O festival de música criado pela Dueto Promoções tornou-se um case de marketing cultural. O evento foi proposto para a Free nos anos 80, e nasceu como Free Jazz Festival. O sucesso foi imediato. Mas a proibição das empresas fabricantes de cigarros patrocinarem projetos culturais, por conta da lei aprovada em 2001, causou uma dúvida no mercado a respeito da “adoção” do projeto por outra empresa, tão marcante ficou a associação com a Free. Mas logo veio a notícia de que o evento passaria a ser Tim Festival, numa demonstração de que bons projetos podem sobreviver à perda de patrocínio, mesmo com o nome da empresa em seu título.

Audiência pública no Rio de Janeiro discute gestão de equipamentos culturais por OS

O modelo de terceirização da gestão dos equipamentos culturais públicos para organizações sociais, que já vem sendo aplicado por Estados como São Paulo e Mato Grosso, agora é alvo de discussões no Rio de Janeiro. O projeto de lei 1975/2009, encaminhado para a Assembléia Legislativa, possibilita a qualificação das OS e seus contratos de parceria com o Estado. A secretária estadual de Cultura, Adriana Rattes, defende o projeto pautando-se principalmente nos argumentos da desburocratização da gestão e de representantes da sociedade civil fazendo parte do conselho das OS. O fato de essas organizações poderem captar recursos via leis de incentivo passa batido pelo discurso da secretária, ao menos nestas falas.

Nesta 3a feira, dia 09, uma audiência pública na Alerj irá debater o projeto com a presença de Rattes e do presidente da comissão de Cultura da Assembléia, deputado Alessandro Molon (PT).

E o projeto de reformulação da Lei Rouanet?

Não existe, de acordo com Leonardo Brant, em artigo publicado semana passada no Cultura e Mercado onde ele afirma ter recebido três confirmações confiáveis de dentro do governo de que o projeto não passaria de idéias.

O que não causa exatamente surpresa. O MinC, via Juca Ferreira, vem fazendo estardalhaço em torno da reformulação da Rouanet. O ministro viajou o país para realizar o encontro “Diálogos Culturais” e apresentar as idéias para o projeto. Na edição do evento em São Paulo, em novembro, o discurso de Juca deixou mais dúvidas no ar do que esclarecimentos e ainda sugeriu sutilmente que nada de substancial acontecerá neste mandato. Mas a maior parte da platéia, ávida pelo discurso anti-empresas patrocinadoras (e Ferreira coloca bastante lenha nessa fogueira), aplaudiu entusiasticamente.

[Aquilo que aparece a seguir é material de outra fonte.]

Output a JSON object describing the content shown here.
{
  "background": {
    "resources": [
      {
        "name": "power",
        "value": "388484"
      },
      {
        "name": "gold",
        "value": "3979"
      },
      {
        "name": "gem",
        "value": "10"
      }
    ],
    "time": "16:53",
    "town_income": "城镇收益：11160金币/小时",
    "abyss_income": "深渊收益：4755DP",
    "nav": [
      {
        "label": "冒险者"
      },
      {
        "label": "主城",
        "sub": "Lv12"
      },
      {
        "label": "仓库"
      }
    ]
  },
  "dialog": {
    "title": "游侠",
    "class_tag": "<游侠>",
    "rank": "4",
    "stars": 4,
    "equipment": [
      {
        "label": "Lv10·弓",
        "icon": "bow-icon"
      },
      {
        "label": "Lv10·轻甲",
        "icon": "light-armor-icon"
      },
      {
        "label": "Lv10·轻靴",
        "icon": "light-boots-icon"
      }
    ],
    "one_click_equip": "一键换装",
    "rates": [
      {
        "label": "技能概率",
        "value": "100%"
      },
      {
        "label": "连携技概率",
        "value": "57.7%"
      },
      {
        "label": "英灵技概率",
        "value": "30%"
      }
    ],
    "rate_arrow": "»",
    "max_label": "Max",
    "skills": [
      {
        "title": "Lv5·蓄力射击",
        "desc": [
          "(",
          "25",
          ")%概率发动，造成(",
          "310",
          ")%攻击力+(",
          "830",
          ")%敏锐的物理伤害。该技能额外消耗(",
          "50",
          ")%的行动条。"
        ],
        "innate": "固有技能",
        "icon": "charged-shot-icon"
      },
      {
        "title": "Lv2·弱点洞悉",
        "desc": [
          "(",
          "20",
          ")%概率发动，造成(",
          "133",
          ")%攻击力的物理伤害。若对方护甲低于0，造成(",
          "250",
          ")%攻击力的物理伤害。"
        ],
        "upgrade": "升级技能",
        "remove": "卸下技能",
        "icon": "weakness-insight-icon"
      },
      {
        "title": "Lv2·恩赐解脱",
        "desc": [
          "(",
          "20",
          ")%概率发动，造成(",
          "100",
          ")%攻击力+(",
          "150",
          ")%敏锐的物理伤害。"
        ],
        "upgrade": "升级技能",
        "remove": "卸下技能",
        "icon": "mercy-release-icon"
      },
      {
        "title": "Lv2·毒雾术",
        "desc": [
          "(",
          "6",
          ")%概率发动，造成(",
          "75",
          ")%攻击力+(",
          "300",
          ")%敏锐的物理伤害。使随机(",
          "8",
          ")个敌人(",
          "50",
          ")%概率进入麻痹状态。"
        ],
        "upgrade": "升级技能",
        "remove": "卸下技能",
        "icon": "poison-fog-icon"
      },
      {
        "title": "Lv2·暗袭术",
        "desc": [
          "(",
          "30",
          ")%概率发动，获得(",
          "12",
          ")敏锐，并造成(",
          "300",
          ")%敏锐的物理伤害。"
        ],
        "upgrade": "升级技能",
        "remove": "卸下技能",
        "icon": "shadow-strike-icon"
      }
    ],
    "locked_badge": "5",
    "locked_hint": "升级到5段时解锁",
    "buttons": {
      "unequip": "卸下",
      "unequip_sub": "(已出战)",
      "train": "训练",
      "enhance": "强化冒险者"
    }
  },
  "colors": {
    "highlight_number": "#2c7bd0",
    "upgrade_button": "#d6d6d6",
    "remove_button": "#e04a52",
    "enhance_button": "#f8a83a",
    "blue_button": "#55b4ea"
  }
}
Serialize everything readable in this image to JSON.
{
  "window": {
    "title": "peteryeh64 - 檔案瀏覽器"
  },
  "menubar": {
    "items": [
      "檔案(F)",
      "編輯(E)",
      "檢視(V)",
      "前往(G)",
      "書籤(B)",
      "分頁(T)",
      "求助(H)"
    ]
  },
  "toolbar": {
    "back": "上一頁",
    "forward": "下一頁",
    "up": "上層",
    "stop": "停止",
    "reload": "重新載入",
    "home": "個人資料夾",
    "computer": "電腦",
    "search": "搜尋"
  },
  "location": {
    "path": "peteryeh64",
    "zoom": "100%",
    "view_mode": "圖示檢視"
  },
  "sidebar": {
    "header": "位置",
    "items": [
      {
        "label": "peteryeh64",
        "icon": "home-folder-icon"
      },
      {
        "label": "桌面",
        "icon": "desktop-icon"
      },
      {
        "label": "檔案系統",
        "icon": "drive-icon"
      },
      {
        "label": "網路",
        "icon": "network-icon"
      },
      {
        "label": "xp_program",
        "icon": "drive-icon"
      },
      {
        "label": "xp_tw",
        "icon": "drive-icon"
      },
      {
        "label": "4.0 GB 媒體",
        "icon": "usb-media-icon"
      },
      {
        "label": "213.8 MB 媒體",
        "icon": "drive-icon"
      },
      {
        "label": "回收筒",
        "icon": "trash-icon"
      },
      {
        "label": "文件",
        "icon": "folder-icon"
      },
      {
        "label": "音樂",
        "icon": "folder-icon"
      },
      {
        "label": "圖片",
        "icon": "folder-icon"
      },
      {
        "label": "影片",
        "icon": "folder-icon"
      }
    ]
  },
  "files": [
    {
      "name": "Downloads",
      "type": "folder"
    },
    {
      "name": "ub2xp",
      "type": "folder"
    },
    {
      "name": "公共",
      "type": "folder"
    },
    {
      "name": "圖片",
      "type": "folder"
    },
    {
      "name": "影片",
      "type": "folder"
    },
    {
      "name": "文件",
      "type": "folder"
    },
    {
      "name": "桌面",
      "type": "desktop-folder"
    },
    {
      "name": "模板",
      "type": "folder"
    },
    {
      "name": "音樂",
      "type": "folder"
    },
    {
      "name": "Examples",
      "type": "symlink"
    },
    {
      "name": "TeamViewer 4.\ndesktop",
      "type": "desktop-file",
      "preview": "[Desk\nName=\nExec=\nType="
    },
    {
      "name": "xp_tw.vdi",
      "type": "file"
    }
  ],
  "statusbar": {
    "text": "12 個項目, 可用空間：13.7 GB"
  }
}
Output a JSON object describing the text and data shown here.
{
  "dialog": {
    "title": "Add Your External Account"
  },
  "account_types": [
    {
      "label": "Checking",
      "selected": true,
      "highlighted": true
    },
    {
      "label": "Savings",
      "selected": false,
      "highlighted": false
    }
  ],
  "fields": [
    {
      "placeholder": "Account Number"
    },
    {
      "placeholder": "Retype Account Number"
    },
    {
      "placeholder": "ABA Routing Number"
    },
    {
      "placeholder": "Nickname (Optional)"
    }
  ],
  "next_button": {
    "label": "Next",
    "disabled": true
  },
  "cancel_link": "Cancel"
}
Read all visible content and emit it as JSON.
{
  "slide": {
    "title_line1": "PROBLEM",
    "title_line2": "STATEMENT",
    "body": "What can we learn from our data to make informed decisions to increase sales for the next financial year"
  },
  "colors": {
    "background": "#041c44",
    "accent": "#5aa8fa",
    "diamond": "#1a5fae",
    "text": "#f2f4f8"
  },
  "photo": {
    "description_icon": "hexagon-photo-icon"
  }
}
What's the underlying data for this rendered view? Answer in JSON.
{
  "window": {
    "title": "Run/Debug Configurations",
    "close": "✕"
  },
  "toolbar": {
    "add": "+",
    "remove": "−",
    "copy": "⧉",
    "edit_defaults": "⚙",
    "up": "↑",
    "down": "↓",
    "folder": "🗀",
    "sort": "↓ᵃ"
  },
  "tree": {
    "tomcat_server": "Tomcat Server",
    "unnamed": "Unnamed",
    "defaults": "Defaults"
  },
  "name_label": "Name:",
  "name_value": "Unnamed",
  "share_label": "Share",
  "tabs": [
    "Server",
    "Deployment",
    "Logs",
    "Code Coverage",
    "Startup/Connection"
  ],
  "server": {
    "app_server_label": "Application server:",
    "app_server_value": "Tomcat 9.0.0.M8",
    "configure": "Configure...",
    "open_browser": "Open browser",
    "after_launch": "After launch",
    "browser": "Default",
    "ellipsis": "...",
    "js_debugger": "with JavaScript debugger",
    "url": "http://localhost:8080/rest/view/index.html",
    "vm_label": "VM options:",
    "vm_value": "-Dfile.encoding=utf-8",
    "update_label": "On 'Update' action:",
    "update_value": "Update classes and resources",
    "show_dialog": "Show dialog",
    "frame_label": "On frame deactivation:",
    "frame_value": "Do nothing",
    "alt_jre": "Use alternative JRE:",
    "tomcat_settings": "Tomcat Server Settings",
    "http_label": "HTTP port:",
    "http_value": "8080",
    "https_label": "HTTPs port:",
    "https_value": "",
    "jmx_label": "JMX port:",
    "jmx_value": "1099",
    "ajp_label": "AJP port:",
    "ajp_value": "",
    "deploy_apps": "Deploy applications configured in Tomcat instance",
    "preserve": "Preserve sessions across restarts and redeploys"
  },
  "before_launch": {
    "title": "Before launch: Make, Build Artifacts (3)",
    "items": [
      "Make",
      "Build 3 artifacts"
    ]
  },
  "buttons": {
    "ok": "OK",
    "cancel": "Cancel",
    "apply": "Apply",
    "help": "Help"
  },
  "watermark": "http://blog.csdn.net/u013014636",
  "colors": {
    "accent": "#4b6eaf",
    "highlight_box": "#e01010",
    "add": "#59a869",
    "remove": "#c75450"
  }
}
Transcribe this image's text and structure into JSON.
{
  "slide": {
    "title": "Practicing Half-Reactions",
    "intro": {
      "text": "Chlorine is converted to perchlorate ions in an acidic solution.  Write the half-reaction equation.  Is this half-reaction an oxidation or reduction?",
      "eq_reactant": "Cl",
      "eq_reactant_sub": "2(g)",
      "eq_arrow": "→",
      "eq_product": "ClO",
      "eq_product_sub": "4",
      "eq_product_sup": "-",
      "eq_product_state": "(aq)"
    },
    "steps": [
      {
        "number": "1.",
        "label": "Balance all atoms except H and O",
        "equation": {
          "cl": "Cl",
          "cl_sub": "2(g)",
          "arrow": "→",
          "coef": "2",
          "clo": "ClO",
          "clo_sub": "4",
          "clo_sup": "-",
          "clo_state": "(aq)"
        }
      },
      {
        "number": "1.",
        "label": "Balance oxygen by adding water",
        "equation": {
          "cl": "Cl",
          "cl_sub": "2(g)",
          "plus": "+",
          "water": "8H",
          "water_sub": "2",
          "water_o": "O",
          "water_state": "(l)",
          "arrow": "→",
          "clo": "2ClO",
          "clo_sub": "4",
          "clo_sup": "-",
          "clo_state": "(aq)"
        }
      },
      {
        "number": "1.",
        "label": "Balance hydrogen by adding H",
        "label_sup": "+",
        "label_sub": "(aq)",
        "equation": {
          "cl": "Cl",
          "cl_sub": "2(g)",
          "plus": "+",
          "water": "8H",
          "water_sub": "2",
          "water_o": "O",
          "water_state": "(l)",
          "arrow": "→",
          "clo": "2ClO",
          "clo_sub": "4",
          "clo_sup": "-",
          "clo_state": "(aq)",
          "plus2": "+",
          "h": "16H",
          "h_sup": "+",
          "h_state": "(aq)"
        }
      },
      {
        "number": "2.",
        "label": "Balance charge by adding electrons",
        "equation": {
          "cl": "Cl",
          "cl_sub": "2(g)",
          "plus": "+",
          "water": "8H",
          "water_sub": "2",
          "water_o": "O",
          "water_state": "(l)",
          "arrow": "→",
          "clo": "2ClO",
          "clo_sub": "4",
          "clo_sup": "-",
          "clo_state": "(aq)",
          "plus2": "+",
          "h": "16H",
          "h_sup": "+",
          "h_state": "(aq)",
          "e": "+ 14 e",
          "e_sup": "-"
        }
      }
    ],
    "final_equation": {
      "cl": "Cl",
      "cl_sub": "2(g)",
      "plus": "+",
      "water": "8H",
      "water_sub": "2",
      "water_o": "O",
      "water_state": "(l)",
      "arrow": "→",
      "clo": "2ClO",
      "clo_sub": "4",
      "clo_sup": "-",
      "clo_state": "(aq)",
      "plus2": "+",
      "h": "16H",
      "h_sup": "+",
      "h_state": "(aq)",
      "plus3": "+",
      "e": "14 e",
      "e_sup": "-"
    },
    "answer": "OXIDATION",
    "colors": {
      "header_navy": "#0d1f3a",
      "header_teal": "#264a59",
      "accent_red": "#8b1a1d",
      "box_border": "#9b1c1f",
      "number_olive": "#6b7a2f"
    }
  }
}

Outra medida patra causar impacto foi circular uma campanha de mídia em janeiro, convidando a sociedade a fazer críticas e sugestões ao projeto através de um site que há semanas mantém a mesma informação: “aqui, em breve, consulta pública”. Convidaram todos para a festa, mas esqueceram de abrir as portas.

Petição online pede menos impostos para o setor cultural

A Lei Complementar 128, aprovada na surdina no final do ano passado e que aumentou os impostos das produtoras culturais, é objeto de uma petição online organizada pelo Instituto Pensarte. Foi também pauta para a imprensa nos últimos dias, como nesta matéria do jornal Valor Econômico e neste artigo escrito por Paulo Pélico e Julio Medaglia e publicado esta semana no primeiro caderno do jornal Folha de S. Paulo (e como é bom ver a cultura sendo pauta fora dos cadernos culturais).

Em nota oficial divulgada no início de fevereiro, o MinC afirma estar tomando as medidas necessárias para resolver o problema.